PRINCETON, NJ -- Americans are most likely to mention Iran when asked which country they consider to be the United States' greatest enemy. China and North Korea tie for second, with Afghanistan and Iraq rounding out the top five.
The results are based on Gallup's annual World Affairs poll, conducted Feb. 2-5. Gallup has asked the greatest enemy question six times since 2001. Iran has been the most frequently mentioned country in 2011, 2008 (essentially tied with Iraq), 2007, and 2006. In 2005, North Korea and Iraq tied for first place, and in 2001, Iraq was Americans' choice.
Americans' perceptions of the United States' greatest enemy are generally responsive to international events. For example, this year marks a sharp decline to 7% in the percentage of Americans who believe Iraq is the greatest U.S. enemy, down from at least 21% in each measurement from 2005-2008, and 38% in 2001 before the Iraq war began. The decline this year likely coincides with the reduction of U.S. military forces in Iraq.
As Americans became less likely to view Iraq as the United States' greatest enemy after the beginning of the Iraq war, they became more likely to see Iran and North Korea that way.
With military operations in Afghanistan now the largest U.S. engagement, the percentage of Americans naming that country as the United States' greatest enemy has reached a new high of 9%.
Perceptions of Greatest Enemy Vary by Age, Ideology
Americans of most key demographic groups rate Iran as the United States' greatest enemy, though there are notable exceptions among certain age and ideological groups.
Younger Americans are much less likely than older Americans to regard Iran as the United States' greatest enemy and more likely to view North Korea this way.

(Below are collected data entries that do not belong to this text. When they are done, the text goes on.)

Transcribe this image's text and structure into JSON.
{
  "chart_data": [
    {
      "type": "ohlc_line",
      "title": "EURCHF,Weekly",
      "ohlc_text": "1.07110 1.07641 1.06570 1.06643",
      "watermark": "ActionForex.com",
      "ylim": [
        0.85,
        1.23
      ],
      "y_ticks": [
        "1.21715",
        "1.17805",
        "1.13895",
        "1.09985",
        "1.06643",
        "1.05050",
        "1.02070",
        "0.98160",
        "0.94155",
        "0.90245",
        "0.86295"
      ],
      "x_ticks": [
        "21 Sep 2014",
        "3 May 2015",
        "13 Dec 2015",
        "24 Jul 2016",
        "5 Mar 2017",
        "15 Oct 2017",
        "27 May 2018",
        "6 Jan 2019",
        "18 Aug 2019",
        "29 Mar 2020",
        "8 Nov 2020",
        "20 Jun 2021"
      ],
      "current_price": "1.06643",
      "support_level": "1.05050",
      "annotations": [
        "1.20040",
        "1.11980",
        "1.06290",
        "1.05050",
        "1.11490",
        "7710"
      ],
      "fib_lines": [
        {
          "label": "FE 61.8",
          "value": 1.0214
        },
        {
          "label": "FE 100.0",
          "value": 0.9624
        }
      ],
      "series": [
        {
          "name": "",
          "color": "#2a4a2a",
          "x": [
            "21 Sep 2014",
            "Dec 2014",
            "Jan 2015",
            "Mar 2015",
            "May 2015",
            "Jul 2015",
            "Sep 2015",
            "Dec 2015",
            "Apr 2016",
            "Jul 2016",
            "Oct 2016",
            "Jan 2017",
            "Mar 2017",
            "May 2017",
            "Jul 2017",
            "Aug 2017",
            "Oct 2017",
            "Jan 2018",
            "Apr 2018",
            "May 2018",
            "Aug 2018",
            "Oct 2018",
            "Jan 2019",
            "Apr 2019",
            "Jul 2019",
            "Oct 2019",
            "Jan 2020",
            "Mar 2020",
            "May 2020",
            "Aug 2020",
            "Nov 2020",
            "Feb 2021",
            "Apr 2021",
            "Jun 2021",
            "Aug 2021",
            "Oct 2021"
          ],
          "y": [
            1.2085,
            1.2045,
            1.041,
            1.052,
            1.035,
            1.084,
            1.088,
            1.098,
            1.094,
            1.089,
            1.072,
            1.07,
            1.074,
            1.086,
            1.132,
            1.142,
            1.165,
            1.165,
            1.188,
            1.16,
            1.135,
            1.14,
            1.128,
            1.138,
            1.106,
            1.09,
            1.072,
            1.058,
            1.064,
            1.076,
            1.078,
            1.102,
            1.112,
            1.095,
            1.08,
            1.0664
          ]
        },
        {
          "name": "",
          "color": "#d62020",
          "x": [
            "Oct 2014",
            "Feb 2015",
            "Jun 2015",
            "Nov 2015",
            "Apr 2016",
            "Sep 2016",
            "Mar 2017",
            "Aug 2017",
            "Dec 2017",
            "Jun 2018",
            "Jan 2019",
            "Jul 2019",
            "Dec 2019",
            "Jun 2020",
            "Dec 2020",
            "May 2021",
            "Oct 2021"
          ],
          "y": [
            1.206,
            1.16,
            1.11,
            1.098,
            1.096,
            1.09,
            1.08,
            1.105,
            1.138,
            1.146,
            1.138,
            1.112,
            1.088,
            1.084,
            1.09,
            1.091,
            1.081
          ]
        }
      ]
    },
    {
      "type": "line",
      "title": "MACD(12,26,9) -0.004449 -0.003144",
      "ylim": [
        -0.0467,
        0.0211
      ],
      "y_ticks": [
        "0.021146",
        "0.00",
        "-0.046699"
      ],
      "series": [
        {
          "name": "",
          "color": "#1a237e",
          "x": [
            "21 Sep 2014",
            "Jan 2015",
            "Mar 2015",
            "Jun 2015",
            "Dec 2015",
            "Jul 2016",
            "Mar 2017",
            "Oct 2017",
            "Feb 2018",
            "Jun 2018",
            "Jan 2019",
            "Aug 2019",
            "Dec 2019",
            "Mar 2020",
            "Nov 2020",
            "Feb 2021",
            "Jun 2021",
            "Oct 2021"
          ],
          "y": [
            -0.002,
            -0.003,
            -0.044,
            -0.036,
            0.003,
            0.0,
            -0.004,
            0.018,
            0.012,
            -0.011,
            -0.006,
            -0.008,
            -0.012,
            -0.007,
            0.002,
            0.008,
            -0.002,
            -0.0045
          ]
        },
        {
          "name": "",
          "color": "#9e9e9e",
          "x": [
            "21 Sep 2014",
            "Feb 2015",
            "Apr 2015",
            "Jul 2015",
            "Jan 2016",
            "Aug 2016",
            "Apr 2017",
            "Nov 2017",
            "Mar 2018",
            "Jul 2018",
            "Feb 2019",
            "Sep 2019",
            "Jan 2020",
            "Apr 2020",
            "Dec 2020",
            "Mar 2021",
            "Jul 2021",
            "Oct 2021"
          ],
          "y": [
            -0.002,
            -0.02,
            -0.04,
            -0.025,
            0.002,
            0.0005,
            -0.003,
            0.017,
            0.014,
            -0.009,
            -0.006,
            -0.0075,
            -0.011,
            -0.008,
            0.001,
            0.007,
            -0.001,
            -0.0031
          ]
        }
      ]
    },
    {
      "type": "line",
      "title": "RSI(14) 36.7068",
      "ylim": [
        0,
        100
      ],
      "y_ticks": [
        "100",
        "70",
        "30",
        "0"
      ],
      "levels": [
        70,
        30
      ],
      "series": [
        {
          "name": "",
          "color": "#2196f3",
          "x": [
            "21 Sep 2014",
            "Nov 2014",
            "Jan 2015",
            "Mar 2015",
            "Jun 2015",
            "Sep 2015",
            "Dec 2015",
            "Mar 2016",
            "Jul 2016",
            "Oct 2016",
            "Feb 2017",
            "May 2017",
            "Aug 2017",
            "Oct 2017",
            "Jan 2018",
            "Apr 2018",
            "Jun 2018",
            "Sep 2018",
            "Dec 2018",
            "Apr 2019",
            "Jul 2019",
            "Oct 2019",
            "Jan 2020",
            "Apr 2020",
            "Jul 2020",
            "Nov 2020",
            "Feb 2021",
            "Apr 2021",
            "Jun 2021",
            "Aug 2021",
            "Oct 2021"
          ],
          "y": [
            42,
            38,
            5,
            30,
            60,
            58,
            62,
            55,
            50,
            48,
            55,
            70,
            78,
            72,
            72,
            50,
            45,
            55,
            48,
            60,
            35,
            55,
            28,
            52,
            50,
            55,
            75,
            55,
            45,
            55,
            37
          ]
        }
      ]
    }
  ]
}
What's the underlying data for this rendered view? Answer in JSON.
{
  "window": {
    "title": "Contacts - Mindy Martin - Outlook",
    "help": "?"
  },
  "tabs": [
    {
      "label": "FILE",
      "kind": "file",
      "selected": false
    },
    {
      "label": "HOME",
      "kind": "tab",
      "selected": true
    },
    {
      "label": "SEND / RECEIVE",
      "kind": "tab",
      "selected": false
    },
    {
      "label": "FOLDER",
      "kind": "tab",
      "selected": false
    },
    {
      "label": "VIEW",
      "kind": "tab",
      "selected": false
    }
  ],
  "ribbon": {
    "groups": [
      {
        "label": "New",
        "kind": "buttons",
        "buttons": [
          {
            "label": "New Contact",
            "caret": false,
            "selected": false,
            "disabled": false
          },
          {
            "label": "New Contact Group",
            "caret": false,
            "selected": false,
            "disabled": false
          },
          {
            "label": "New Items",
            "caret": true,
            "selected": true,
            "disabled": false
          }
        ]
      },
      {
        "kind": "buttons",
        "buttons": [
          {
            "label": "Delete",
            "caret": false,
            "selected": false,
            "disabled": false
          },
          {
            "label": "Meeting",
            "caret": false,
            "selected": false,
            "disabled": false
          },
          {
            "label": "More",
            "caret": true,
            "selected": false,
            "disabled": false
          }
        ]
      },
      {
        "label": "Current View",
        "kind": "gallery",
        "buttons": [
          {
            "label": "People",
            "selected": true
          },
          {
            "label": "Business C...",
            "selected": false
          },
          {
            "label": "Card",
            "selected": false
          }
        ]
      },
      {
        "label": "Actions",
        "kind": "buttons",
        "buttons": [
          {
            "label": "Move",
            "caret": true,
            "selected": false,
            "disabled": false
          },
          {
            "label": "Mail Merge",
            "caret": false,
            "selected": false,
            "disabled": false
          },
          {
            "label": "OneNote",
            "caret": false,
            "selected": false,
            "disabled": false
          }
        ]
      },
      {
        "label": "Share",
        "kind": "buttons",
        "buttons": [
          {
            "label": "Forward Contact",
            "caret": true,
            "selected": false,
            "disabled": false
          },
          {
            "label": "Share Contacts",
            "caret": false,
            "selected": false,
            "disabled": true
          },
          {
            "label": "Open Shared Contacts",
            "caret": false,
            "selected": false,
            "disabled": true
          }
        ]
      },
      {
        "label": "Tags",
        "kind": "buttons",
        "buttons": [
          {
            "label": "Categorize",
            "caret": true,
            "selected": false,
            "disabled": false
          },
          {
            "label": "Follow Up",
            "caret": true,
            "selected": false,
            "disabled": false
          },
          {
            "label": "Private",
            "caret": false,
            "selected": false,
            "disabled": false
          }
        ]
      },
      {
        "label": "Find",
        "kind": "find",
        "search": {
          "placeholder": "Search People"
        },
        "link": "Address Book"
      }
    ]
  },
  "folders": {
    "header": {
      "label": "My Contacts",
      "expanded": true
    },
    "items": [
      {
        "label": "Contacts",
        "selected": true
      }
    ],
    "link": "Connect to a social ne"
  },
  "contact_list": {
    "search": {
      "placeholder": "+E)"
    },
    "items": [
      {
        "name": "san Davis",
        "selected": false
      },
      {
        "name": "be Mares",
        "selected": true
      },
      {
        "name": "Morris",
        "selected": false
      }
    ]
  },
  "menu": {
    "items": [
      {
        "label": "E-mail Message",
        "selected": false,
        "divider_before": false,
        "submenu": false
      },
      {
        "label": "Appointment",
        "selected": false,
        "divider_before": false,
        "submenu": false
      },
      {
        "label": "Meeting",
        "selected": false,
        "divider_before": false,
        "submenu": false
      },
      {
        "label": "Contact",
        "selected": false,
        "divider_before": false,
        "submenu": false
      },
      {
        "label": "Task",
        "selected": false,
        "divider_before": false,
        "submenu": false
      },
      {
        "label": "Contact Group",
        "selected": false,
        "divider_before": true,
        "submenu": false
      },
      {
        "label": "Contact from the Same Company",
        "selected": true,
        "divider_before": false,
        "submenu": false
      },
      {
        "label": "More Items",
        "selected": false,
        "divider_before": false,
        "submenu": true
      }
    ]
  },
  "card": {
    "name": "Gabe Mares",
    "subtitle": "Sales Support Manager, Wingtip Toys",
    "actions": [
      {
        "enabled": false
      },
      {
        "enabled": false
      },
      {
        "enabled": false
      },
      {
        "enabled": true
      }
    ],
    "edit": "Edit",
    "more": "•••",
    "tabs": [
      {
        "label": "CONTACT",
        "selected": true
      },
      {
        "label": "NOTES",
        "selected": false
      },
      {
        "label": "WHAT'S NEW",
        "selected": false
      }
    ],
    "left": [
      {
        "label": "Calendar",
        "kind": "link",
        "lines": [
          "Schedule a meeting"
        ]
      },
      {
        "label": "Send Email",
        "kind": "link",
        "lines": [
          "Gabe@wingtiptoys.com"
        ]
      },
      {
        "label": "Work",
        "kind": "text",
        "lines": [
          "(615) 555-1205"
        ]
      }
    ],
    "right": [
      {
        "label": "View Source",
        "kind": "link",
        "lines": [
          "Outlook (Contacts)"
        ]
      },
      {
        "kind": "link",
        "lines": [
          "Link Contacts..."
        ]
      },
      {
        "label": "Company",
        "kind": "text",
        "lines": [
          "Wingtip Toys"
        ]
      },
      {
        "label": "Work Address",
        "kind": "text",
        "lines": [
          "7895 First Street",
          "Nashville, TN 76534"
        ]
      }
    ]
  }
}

As a result, North Korea leads Iran as the greatest enemy in the 18- to 29-year-old age group. Americans aged 30 to 49 are about equally likely to mention North Korea, Iran, and China as the greatest U.S. enemy. China generally rates behind Iran and ahead of North Korea as the greatest enemy in the eyes of Americans aged 50 and older.
Political conservatives are twice as likely to name Iran as any other country as the greatest enemy of the United States. Liberals are about evenly divided as to whether Iran or North Korea is the greatest U.S. enemy. And moderates are equally likely to assign China, Iran, and North Korea this status.
These differences are not apparent by political party, though, as Iran is perceived to be the top U.S. enemy by Republicans, Democrats, and independents.
Enemies, Least Favorite Countries Not Always the Same
In addition to naming Iran as the greatest U.S. enemy, Americans also rate it last in Gallup's country favorability data. North Korea gets low favorable ratings similar to Iran's, but Americans are less likely to regard that country as the United States' greatest enemy, perhaps because they view Iran as more threatening now or because Americans remember the Iranian hostage crisis from 1979-1981.
Americans' favorability ratings of China are much more positive than those for Iran and North Korea, but a significant proportion of Americans regard China as the United States' greatest enemy. That likely is a result of the economic threat China poses to the United States, as evidenced by Americans' perceptions that China is now the leading economic power in the world.
Americans have become consistent in naming Iran as the greatest U.S. enemy since the Iraq war began. The trend in Americans' perceptions of the greatest U.S. enemy has been responsive to international events, and given this history, these perceptions are likely to change in the future. This is particularly true as the focus of U.S. foreign and military policy changes over time, as old regimes around the world are replaced with new ones (as in Iraq), and as international threats such as terrorism and nuclear power rise and recede in importance.
Results for this Gallup poll are based on telephone interviews conducted Feb. 2-5, 2011, with a random sample of 1,015 adults, aged 18 and older, living in the continental U.S., selected using random-digit-dial sampling.
For results based on the total sample of national adults, one can say with 95% confidence that the maximum margin of sampling error is ±4 percentage points.
Interviews are conducted with respondents on landline telephones (for respondents with a landline telephone) and cellular phones (for respondents who are cell phone-only). Each sample includes a minimum quota of 150 cell phone-only respondents and 850 landline respondents, with additional minimum quotas among landline respondents for gender within region. Landline respondents are chosen at random within each household on the basis of which member had the most recent birthday.
Samples are weighted by gender, age, race, education, region, and phone lines. Demographic weighting targets are based on the March 2010 Current Population Survey figures for the aged 18 and older non-institutionalized population living in continental U.S. telephone households. All reported margins of sampling error include the computed design effects for weighting and sample design.
In addition to sampling error, question wording and practical difficulties in conducting surveys can introduce error or bias into the findings of public opinion polls.